O avanço histórico da ocupação humana é nítido. Em 1985, restavam apenas 27% da área florestal original. Desde então, o ritmo do desmatamento variou ao longo das décadas, e após a promulgação da Lei da Mata Atlântica, observa-se até um leve crescimento da área florestada. A década mais crítica foi a de 1985 a 1994, quando 4,7 milhões de hectares foram convertidos para agropecuária. Nos anos seguintes, o ritmo caiu, e entre 2005 e 2014 houve ganho líquido de 200 mil hectares — o único período em que a recuperação superou a perda.

Entre 2015 e 2024, o equilíbrio voltou a preocupar: desmatamento e regeneração apresentam volumes semelhantes. Mesmo com a desaceleração do ritmo nas últimas décadas, os últimos cinco anos registraram média de 190 mil hectares de desmatamento por ano, metade deles em florestas maduras com mais de 40 anos, essenciais para biodiversidade e serviços ecossistêmicos.

Dinâmica da vegetação nativa

A perda acumulada de florestas entre 1985 e 2024 chega a 2,4 milhões de hectares, equivalente a 8,1% da área florestada existente no início da série. Quando considerada toda a vegetação nativa — florestas, formações campestres, restinga e manguezais — a redução chega a 11,5% em 40 anos.

As formações campestres foram especialmente afetadas, com retração de 28% desde 1985 e perdas constantes desde 2000. Nos últimos 24 anos, 15% do desmatamento de vegetação primária no bioma ocorreu nesse tipo de formação, indicando pressão crescente sobre áreas abertas naturais.

Apesar das perdas, há diferenças regionais importantes. Rio de Janeiro e São Paulo foram os únicos estados a apresentarem aumento da vegetação nativa no período. Já em 2024, os estados com maior proporção de vegetação natural dentro do bioma foram Santa Catarina (45%), Rio Grande do Sul (40%) e Bahia (39%).

A força da agricultura na transformação do bioma

A agricultura é hoje o uso que mais avança sobre a Mata Atlântica. Em 2024, o bioma concentra 33% de toda a agricultura do país e ampliou sua área agrícola em 96% desde 1985 — um crescimento de 10 milhões de hectares. A expansão ocorreu majoritariamente sobre áreas de pastagem, que perderam 8,5 milhões de hectares no mesmo período. Apenas 10% da agricultura atual ocupa áreas que eram vegetação natural em 1985.

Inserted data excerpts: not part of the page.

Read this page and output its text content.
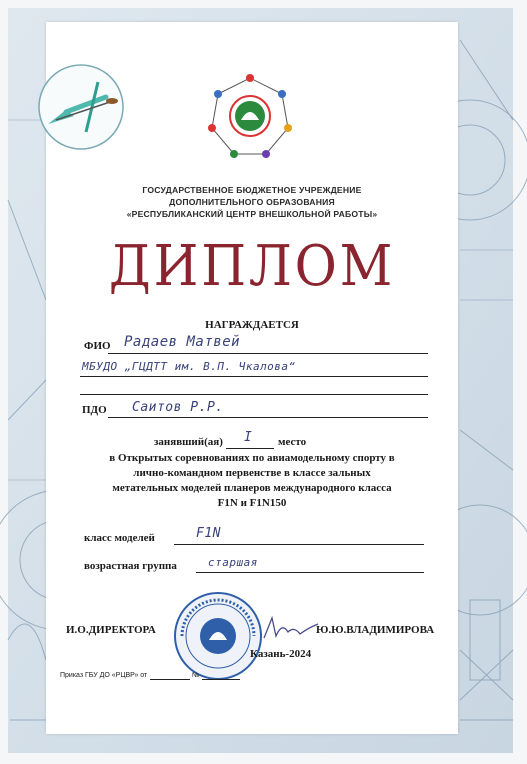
ГОСУДАРСТВЕННОЕ БЮДЖЕТНОЕ УЧРЕЖДЕНИЕ
ДОПОЛНИТЕЛЬНОГО ОБРАЗОВАНИЯ
«РЕСПУБЛИКАНСКИЙ ЦЕНТР ВНЕШКОЛЬНОЙ РАБОТЫ»
ДИПЛОМ
НАГРАЖДАЕТСЯ
ФИО Радаев Матвей
МБУДО „ГЦДТТ им. В.П. Чкалова“
ПДО Саитов Р.Р.
занявший(ая) I место
в Открытых соревнованиях по авиамодельному спорту в
лично-командном первенстве в классе зальных
метательных моделей планеров международного класса
F1N и F1N150
класс моделей	F1N
возрастная группа	старшая
И.О.ДИРЕКТОРА	Ю.Ю.ВЛАДИМИРОВА
Казань-2024
Приказ ГБУ ДО «РЦВР» от	№
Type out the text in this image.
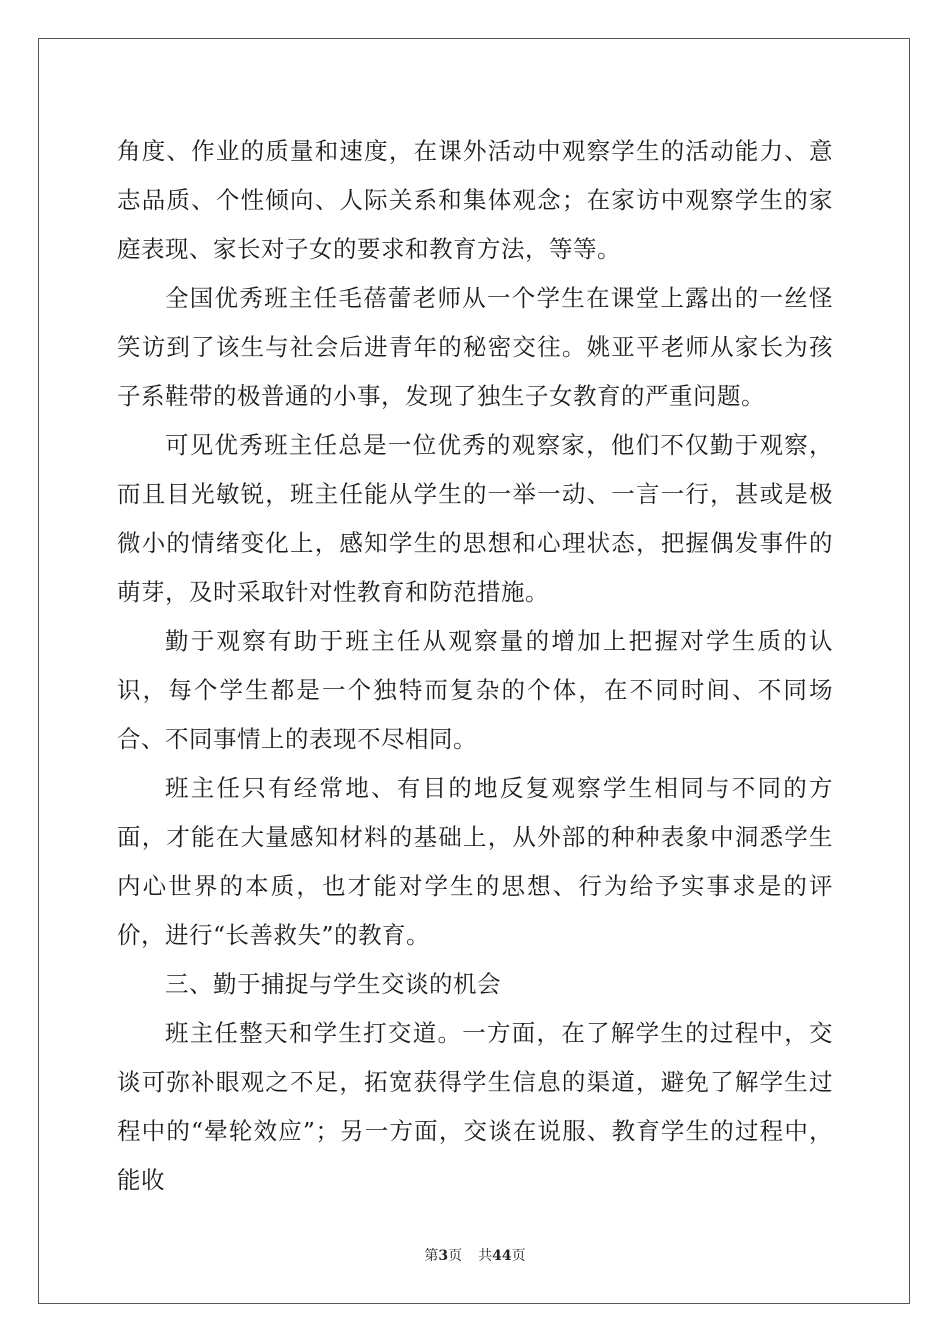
角度、作业的质量和速度，在课外活动中观察学生的活动能力、意志品质、个性倾向、人际关系和集体观念；在家访中观察学生的家庭表现、家长对子女的要求和教育方法，等等。

全国优秀班主任毛蓓蕾老师从一个学生在课堂上露出的一丝怪笑访到了该生与社会后进青年的秘密交往。姚亚平老师从家长为孩子系鞋带的极普通的小事，发现了独生子女教育的严重问题。

可见优秀班主任总是一位优秀的观察家，他们不仅勤于观察，而且目光敏锐，班主任能从学生的一举一动、一言一行，甚或是极微小的情绪变化上，感知学生的思想和心理状态，把握偶发事件的萌芽，及时采取针对性教育和防范措施。

勤于观察有助于班主任从观察量的增加上把握对学生质的认识，每个学生都是一个独特而复杂的个体，在不同时间、不同场合、不同事情上的表现不尽相同。

班主任只有经常地、有目的地反复观察学生相同与不同的方面，才能在大量感知材料的基础上，从外部的种种表象中洞悉学生内心世界的本质，也才能对学生的思想、行为给予实事求是的评价，进行“长善救失”的教育。

三、勤于捕捉与学生交谈的机会

班主任整天和学生打交道。一方面，在了解学生的过程中，交谈可弥补眼观之不足，拓宽获得学生信息的渠道，避免了解学生过程中的“晕轮效应”；另一方面，交谈在说服、教育学生的过程中，能收

第3页 共44页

A lavoura temporária domina a paisagem agrícola, com 95% da área cultivada. A soja foi a cultura que mais cresceu, com expansão de 343% e aumento de 8,3 milhões de hectares, representando 26% da área nacional da cultura — com o Paraná respondendo por mais da metade desse volume. A cana-de-açúcar também avançou fortemente, crescendo 256% e concentrando 66% de sua área nacional dentro do bioma, principalmente em São Paulo.

Entre as lavouras perenes, café e citrus tiveram forte expansão. O café cresceu 105% e hoje 70% da produção nacional está na Mata Atlântica, com Minas Gerais liderando. O citrus aumentou 200%, com São Paulo respondendo pela imensa maioria da área cultivada dentro do bioma.

Silvicultura e expansão urbana

A silvicultura multiplicou sua área por cinco em quatro décadas, chegando a 4,5 milhões de hectares em 2024. Mais da metade de toda a silvicultura brasileira está no bioma, com Santa Catarina, Paraná e Bahia somando 60% da atividade. Cerca de 57% da área atual já era antropizada em 1985, mostrando que boa parte da expansão ocorreu sobre áreas previamente modificadas.

A urbanização também se acelerou. A Mata Atlântica concentra 51% da área urbanizada do país e dobrou sua ocupação urbana desde 1985 — um crescimento de 133%. A maior parte dos municípios tem áreas urbanas pequenas, mas três capitais destoam: São Paulo, Rio de Janeiro e Curitiba, todas com mais de 30 mil hectares urbanizados.